Pasukan Ikhwan kemudian menjarah, membunuh, dan meluluhlantakkan kawasan Hijaz. Di Thaif, nyawa ratusan Muslim melayang, pertokoan dijarah, pemukiman penduduk menjadi rata dengan tanah (hlm. 437). Di Makkah, makam Khadijjah, dihancurkan dan petilasan rumahnya disulap menjadi toilet umum. Di Madinah, kubah di makam Al-Baqi’ diruntuhkan. Beberapa bagian qasidah karya al-Busiri (1211–1294) yang diukir di makam Nabi ditutup agar tidak bisa dibaca. Seperti dikatakan Goenawan Muhammad (2012), saat ini berziarah ke kedua kota suci tak ubahnya piknik ke kemewahan, di mana kita tidak bisa menelusuri jejak-jejak masa lalu peninggalan Nabi Agung kita Muhammad SAW sebagai medium pembelajaran dan mengambil kebijaksanaan. Di atas darah sesama Muslim dan hancurnya jejak peradaban itulah Saudi Arabia didirikan, mengantaarkan Abdul Aziz sebagai raja pertama negeri itu pada 1932.
Dengan melihat rekam jejak itu, apakah Wahhabisme sesuai dengan peradaban manusia yang menjunjung humanisme dan keberagaman? Dalam konteks Indonesia, apakah Wahabisme sesuai dengan kebhinekaan?
Kooptasi
Pada perkembangan berikutnya, perpecahan pun terjadi di tubuh Wahhabisme. Tentara Ikhwan, pasukan yang berjasa dalam berdirinya Saudi Arabia, berbalik arah melawan pemerintah. Mereka berpandangan bahwa penguasa Arab Saudi telah menyimpang dari ajaran Islam (versi Wahabi) dan terlalu bergantung kepada Barat. Raja Abdul Aziz bin Saud pun berhasil menumpas gerakan ini pada 1930.
Pada 1979 peristiwa pemberontakan kembali terjadi. Masjid al-Haram berhasil dikuasai oleh Juhaiman Al-Otaibi yang masih memiliki hubungan dengan pasukan Ikhwan. Peristiwa lain yang juga perlu dicatat yaitu pemberontakan Pangeran Khalid bin Musaid yang tidak setuju terhadap dibukanya sekolah perempuan di Arab Saudi karena dianggap sebagai sumber kejahatan (hlm. 536-548).

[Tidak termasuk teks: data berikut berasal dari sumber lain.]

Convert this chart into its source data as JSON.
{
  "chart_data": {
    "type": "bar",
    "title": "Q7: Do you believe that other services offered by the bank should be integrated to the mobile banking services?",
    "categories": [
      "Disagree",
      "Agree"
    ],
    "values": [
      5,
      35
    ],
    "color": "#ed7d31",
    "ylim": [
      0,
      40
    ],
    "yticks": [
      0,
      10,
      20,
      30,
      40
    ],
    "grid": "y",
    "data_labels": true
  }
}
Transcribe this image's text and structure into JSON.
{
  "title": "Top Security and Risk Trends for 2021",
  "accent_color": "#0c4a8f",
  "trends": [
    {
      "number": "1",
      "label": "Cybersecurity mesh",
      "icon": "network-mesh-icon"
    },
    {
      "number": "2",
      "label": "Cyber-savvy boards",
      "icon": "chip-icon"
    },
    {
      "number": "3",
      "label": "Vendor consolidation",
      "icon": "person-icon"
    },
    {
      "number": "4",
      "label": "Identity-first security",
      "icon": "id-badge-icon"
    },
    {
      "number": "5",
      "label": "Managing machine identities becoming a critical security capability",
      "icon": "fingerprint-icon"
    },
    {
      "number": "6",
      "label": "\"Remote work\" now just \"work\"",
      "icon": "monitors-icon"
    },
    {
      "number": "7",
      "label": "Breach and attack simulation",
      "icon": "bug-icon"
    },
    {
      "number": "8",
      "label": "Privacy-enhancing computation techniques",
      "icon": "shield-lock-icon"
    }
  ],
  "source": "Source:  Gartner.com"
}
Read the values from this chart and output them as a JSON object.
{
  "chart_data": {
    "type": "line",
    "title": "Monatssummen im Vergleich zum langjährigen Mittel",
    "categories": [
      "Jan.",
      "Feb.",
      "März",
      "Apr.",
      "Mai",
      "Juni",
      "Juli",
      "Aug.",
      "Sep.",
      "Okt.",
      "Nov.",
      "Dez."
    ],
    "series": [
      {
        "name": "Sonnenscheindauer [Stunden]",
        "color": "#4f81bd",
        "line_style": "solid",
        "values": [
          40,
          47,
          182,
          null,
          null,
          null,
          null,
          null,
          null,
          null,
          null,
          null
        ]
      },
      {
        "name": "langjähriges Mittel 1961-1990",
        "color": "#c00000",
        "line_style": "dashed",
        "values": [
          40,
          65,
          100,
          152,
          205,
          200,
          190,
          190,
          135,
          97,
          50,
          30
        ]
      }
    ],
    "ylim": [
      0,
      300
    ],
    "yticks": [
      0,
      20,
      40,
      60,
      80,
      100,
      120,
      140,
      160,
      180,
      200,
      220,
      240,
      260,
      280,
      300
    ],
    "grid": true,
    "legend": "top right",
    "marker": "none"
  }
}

Beberapa peristiwa itu, menurut Nur Khalik Ridwan, merupakan bentuk pemurnian yang gagal dan krisis dalam pendefinisian bid’ah. Untuk menjaga marwah kekuasaannya, raja Saudi lalu menggandeng para ulama, terutama Hai’at Kibar al-Ulama (Dewan Ulama Senior) untuk melegitimasi kebijakan pemerintahannya. Kooptasi terhadap otoritas keagamaan ini semakin kentara tatkala pembangunan pangkalan militer AS di Arab Saudi pada 1990. Pembangunan ini menuai badai protes dari rakyat, tetapi Dewan Ulama Senior yang dipimpin oleh Bin Baz mengeluarkan fatwa yang mensahkan kehadiran pasukan Amerika itu (lihat juga Hasan: 2006,77 dan Wictorowicz: 2018, 463).
Pasca pemberontakan Juhaiman Al-Otaibi dan semakin besarnya pengaruh Dewan Ulama Senior, bersamaan dengan income negara yang besar dari hasil minyak, Arab Saudi semakin gencar menyebarkan Wahabisme ke seantero dunia. Di dalam negeri, otoritas ulama Saudi semakin membatasi peran publik perempuan, larangan bermain musik, penutupan toko dan mall sebelum melaksanakan salat, dan pembatasan gerakan-gerakan Islam kanan terutama yang berafiliasi dengan Ikhwanul Muslimin yang ditengarai dapat mengobarkan api revolusi. Di sisi lain, Saudi memberikan dukungan bagi gerakan Islam garis keras terutama Taliban dalam perang melawan Soviet. Generasi baru Wahabisme yang lebih dikenal dengan Salafi semakin tumbuh subur dengan penggelontoran dana dalam jumlah besar kepada sejumlah perguruan tinggi terutama Universitas Islam Madinah dan Ummul Qura di Makkah.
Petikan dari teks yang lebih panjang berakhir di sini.